People fall off their stools laughing when you say “traffic” and “Martha’s Vineyard” in the same sentence. Muwahahahaha, you think you’ve got traffic? You’re nuts.
Honey, I know traffic. I lived in D.C. for 11 years, commuting by bicycle for several of them. I’ve sucked the exhaust of rush-hour traffic creeping over Memorial Bridge. I’ve woven in and out of cars, trucks, and buses speeding downhill on 16th Street, N.W., trying to get to work on time. Helmet, me? Hah!
More recently I’ve done my time on Boston’s Southeast Distressway, looking down through the window on a Peter Pan bus, wondering if we’ll ever get to South Station. Wondering, too, what sitting in that kind of traffic day after day after day does to the human psyche, and glad that I live here and not there among those crazy people who don’t know they’re crazy. When someone on Martha’s Vineyard grouses about having to wait 15 minutes to get through an intersection, I snigger.
We don’t have traffic jams like that, but we do have traffic: motor and non-motor vehicles moving along roads of various sorts. City people don’t acknowledge that some of our roads are roads at all. Some of them are dirt, for one thing, and many of the tertiary roads are single lane. Until fairly recently, many roads didn’t have signs on them. Some of them didn’t even have names. Our directions to each other would go something like “Take the third dirt road on the right after the State Road intersection — there might still be a hubcap leaning against the tree. About half a mile in, take the right fork near the big boulder . . .” When we had to call 911, we had our map and lot numbers ready.
Yes, I can see how names and signs make it easier for emergency personnel to find their way to the home of someone having a heart attack — people in crisis tend to forget map and lot numbers, and many summer renters never knew them in the first place — but improved signage was a mixed blessing. Time was, if a newcomer wanted to know which was the upper end of Lambert’s Cove Road and which the lower, she had to either listen carefully or ask someone who’d been here longer. Now that anyone just off the boat can read it off a sign, there’s no reason to ask.
Off-islanders take certain aids to navigation for granted, like traffic lights. With no red lights and green lights telling us when to stop and go, we have to figure it out for ourselves. And we do. Island drivers are big on eye contact. Three drivers whose hoods are all pointing into the same intersection will negotiate and yield right-of-way with eye contact and a quick wave of the hand. If you’re waiting in a driveway or parking lot to get into a steady stream of traffic, you seek eye contact with passing motorists. Usually within a few seconds, someone will slow down and either wave or flash you in.
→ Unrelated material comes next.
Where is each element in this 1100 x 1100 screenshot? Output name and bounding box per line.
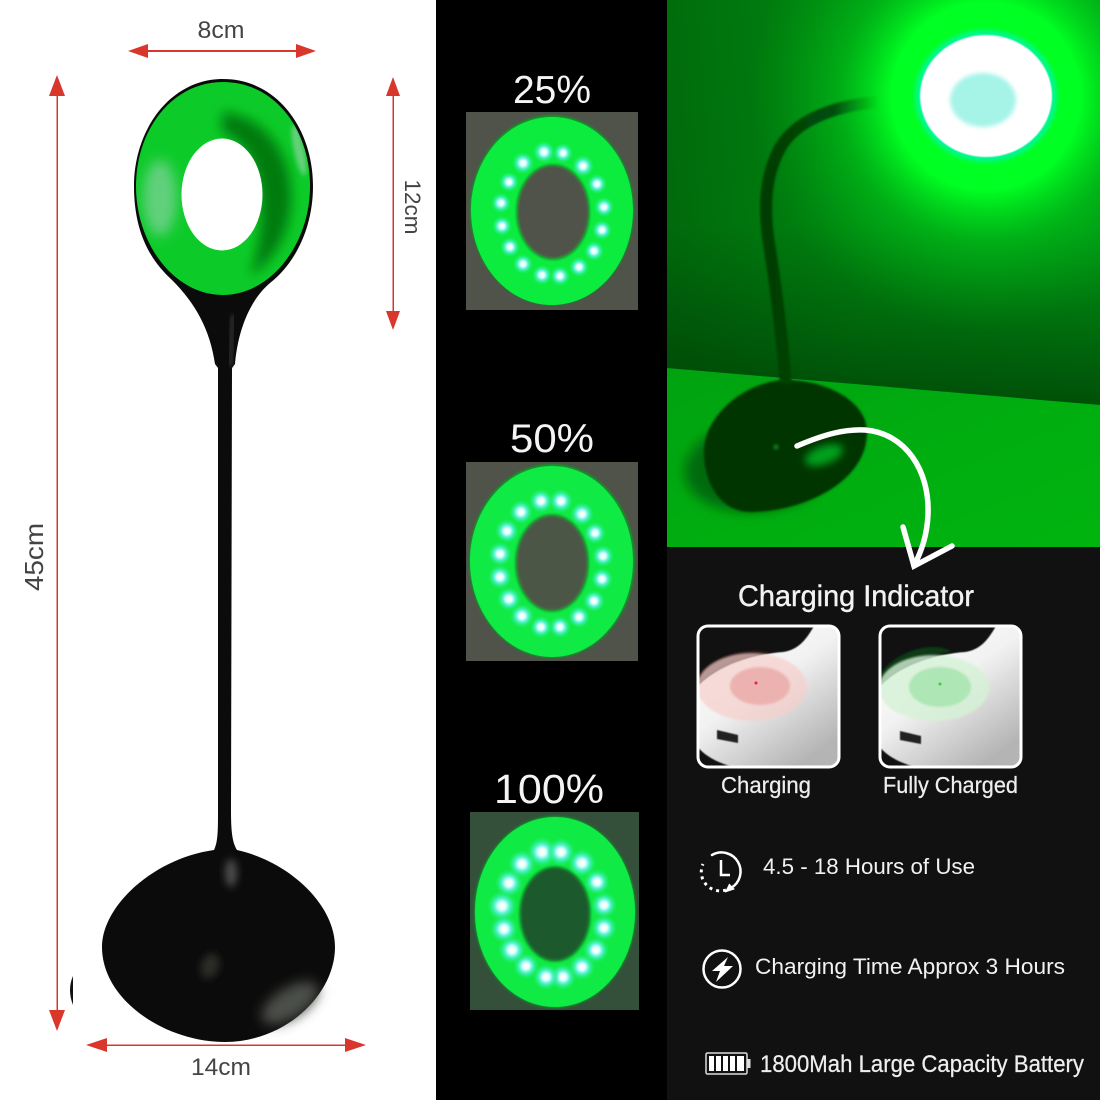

When two vehicles meet nose-to-nose on a single-lane road, someone’s got to give way. We’ve worked out rules of etiquette for that. Single-lane roads of any length have got lay-bys where one car can pull over to let another one pass. If you’re approaching a lay-by when you spot an oncoming car, you take it. When two vehicles meet between lay-bys, the one who’s closest to a lay-by backs up. One car yields to two, two to three: on some of the best-traveled dirt roads, in summer you do sometimes encounter two or three cars in a row. A car or truck with a trailer in tow shouldn’t have to back up. Ditto anyone with possibly impaired visibility, like four bicycles stacked against the rear window. If the lay-by is sandy or muddy, the vehicle with four-wheel drive yields to one without because it’s most likely to get safely back on the road.
This common-sense system works well most of the time, even in summer. For many years, though, I’ve been convinced that SUVs sold in New York, New Jersey, and Connecticut aren’t equipped with reverse. These people almost never back up. Perhaps drivers in those states don’t have to demonstrate competence in reverse in order to get their licenses? They don’t understand eye contact either. On occasion I’ve been nose-to-nose with an off-island SUV. It’s got a lay-by about 15 feet behind it. The nearest one to me is almost a quarter mile down the road. I wait, making polite but expectant eye contact. He doesn’t budge.
At this point I have two choices. (1) I can back up that quarter mile and graciously spare Mr. SUV the anxiety of backing up. Or (2) I can stare at the other driver till he gets the message: Want to get to where you’re going? It’s all up to you, bud.
I’ve sometimes exercised option #1, usually when there are screaming kids in the other car. Usually, though, I go for #2. I smile graciously at the other driver as I drive by.